National Trust volunteers have planted over 2,000 native trees at Belmore Farm on the Shropshire Hills as part of a major conservation project.
Stepping Stones is a landscape-scale nature conservation project which aims to improve the area for wildlife by restoring areas of habitat, and linking them together to create ‘wildlife corridors’, across the Long Mynd and Stiperstones.
Elder, holly, hawthorn and rowan were some of the wildlife-friendly saplings that were planted at the site near Ratlinghope. In time, the trees will provide nectar, berries and shelter for birds and other wildlife.

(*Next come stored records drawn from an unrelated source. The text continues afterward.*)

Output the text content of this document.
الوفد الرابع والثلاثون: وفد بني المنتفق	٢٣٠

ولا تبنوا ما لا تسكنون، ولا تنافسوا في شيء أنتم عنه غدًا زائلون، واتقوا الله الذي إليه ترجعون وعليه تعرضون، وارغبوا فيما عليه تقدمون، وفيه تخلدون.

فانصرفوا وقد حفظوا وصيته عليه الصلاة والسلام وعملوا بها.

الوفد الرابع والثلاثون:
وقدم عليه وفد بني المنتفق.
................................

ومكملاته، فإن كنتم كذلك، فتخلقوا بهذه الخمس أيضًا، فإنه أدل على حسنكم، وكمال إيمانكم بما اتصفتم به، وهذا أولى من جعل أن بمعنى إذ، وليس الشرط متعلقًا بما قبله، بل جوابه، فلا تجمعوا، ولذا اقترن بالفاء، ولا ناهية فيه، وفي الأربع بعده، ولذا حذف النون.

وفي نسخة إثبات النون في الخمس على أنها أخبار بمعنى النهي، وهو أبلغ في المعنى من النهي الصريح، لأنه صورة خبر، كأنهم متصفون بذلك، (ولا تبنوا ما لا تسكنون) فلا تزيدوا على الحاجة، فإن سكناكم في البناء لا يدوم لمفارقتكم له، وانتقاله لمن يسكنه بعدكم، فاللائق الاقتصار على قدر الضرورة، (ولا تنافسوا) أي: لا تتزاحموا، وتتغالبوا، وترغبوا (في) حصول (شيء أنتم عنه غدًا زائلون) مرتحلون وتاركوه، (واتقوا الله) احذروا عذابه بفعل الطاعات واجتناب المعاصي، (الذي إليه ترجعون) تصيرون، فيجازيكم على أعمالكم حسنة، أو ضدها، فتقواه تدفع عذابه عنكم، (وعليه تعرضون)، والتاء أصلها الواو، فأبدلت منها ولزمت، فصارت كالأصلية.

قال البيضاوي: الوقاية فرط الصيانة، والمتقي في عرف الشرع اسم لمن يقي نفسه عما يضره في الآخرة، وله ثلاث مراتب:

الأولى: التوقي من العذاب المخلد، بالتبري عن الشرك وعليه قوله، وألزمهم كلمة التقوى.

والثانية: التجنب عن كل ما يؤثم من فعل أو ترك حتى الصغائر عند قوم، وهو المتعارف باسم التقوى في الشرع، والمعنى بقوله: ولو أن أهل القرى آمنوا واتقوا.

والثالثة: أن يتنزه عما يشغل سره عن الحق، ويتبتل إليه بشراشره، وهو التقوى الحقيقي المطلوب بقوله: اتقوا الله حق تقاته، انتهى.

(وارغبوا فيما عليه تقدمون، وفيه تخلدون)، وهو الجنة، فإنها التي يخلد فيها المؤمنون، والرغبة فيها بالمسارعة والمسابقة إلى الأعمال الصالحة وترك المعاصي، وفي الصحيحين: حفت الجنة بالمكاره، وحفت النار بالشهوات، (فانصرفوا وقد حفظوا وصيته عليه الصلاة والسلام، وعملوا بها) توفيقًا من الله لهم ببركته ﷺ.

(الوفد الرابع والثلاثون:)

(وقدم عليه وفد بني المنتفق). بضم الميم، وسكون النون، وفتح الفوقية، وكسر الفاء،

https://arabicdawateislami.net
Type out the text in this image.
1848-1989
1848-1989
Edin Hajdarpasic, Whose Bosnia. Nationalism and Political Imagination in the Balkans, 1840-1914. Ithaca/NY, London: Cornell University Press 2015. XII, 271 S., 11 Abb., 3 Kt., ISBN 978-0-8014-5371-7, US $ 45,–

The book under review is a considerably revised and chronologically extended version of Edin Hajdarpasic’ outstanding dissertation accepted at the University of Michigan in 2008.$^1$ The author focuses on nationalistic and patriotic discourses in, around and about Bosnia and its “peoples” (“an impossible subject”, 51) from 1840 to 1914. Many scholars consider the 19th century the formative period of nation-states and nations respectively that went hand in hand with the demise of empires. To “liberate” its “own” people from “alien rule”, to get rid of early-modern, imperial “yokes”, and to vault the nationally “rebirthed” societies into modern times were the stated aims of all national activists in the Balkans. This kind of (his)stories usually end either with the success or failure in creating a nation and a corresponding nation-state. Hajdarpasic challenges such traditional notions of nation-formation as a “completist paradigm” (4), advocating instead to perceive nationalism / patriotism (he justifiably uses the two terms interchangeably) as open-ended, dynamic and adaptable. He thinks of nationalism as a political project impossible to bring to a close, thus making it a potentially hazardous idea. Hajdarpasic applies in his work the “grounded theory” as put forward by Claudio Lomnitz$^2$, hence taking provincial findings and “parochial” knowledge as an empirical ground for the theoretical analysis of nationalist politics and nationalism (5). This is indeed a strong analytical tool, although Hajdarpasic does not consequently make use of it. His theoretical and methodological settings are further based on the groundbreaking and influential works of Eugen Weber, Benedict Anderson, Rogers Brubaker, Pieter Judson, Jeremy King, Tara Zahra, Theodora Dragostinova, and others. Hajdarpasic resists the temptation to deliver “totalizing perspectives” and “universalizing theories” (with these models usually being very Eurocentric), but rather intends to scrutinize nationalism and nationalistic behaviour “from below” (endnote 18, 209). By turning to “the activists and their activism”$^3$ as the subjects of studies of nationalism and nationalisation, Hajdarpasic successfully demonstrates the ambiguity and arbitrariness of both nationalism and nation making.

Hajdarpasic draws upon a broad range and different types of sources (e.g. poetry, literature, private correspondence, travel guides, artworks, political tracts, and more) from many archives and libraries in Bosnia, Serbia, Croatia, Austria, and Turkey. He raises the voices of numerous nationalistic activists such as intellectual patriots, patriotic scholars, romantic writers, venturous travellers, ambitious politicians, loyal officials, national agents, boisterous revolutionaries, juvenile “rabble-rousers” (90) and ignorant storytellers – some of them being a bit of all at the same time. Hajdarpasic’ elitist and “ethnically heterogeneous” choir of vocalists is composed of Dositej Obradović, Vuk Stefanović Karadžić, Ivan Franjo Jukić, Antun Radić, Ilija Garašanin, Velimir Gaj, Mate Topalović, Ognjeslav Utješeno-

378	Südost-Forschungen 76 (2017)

Once matured, the trees will create a wide corridor of scrub and thicket which will help connect the Long Mynd with other important areas for wildlife. These ‘wildlife corridors’ will link up areas of isolated habitat and help wildlife to move through the landscape.
Charlie Bell, Stepping Stones Project Officer said: “Over the past century the area has lost many of its hedgerows and in-field trees, due to changing agricultural practices. This has meant that existing patches of woodland have become cut off from each other, and species like dormice, which rely on hedgerows to move through the landscape, have declined. There has also been a reduction in areas of scrub and thicket, which provide excellent breeding habitat for songbirds.”
“By planting these long strips of native woodland, which are essentially very wide hedgerows, we will not only create some new habitat but will help to link up existing patches of habitat. This will benefit many species including migratory birds such as fieldfare and redwing, many invertebrates, and might even help encourage dormice back to this part of the Shropshire hills.”
Peter Carty, Countryside Manager said: “This woodland has been planted in such a way as to enhance and strengthen the network of woodland habitat in the area. This is nature recovery put into practise and it will in time enhance the natural beauty of the landscape for all to enjoy.”